An ankle injury interrupted his prowess earlier this season just as he was threatening to make an impression at first-team level. To date, he has managed only seven senior appearances and is eager for more. “I got injured at the wrong time,” said Oliver. “I had just broken into the team up at Inverness but in the very first minute [after coming on] I tore my ligaments.

“It wasn’t the best time for that to happen, especially as I had worked so hard to get into the team. Now I need to keep working hard to try and regain my space in the team.
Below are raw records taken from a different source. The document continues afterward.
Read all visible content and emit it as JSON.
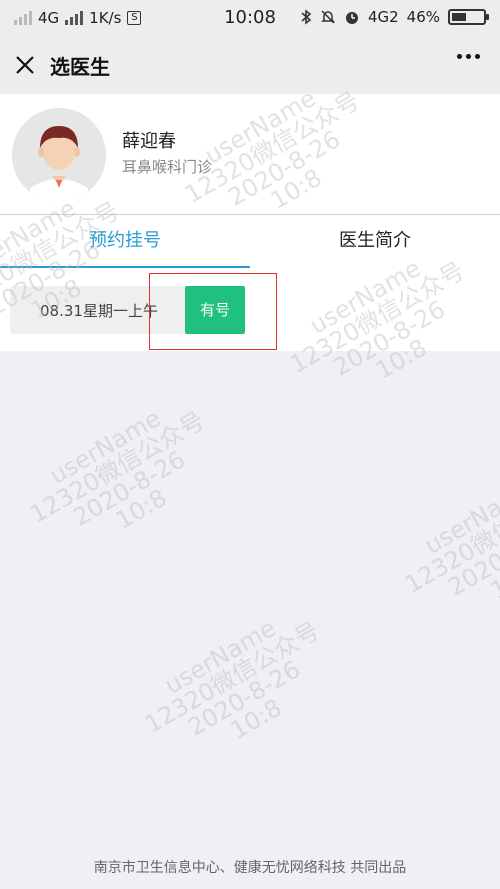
{
  "status": {
    "network_left": "4G",
    "network_mid": "4G",
    "speed": "1K/s",
    "s_badge": "S",
    "time": "10:08",
    "network_right": "4G2",
    "battery": "46%",
    "battery_level": 0.46
  },
  "nav": {
    "title": "选医生",
    "close_icon": "close-icon",
    "more_icon": "more-icon"
  },
  "doctor": {
    "name": "薛迎春",
    "dept": "耳鼻喉科门诊"
  },
  "tabs": [
    {
      "label": "预约挂号",
      "active": true
    },
    {
      "label": "医生简介",
      "active": false
    }
  ],
  "schedule": [
    {
      "date": "08.31星期一上午",
      "status": "有号"
    }
  ],
  "watermark": {
    "line1": "userName",
    "line2": "12320微信公众号",
    "line3": "2020-8-26",
    "line4": "10:8"
  },
  "footer": "南京市卫生信息中心、健康无忧网络科技 共同出品",
  "colors": {
    "accent": "#2b9bd1",
    "available": "#20c080",
    "highlight": "#e03030"
  }
}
“Being so young, I wasn’t really expecting to play for the first team this season so even getting the chance to come on has been brilliant. It had been a great experience and it has helped me as a player as well. I’m hoping I can get a run in the team now and I can start scoring goals.”

He has already started to an extent, netting for Scotland under-19s at Almondvale as they beat Switzerland 4-2 on Wednesday. “It was a good game and it was good to score. It’s an honour to play for Scotland and getting a goal made it even better.

“Hopefully that might help my chances of a start against Kilmarnock [today]. I have been playing well for the under-20s and scoring for Scotland is a big thing. So hopefully I will get a chance and I can do well.”

Helping Oliver’s case is none other than Hearts’ record goalscorer John Robertson, who attends Riccarton each Thursday to coach the club’s forwards. “He’s a legend at the club so I’m just trying to take in as much as I can from him,” said Oliver. “If I can learn from him I’m sure I can do well. I haven’t seen a lot of footage of him as a player but I don’t need to – he tells me every day how many goals he scored.

“He’s still got it as well. You can see he can still finish a chance. He must have been a good player in his day but you do get sick of listening to him at times! He does like to talk about those goals.”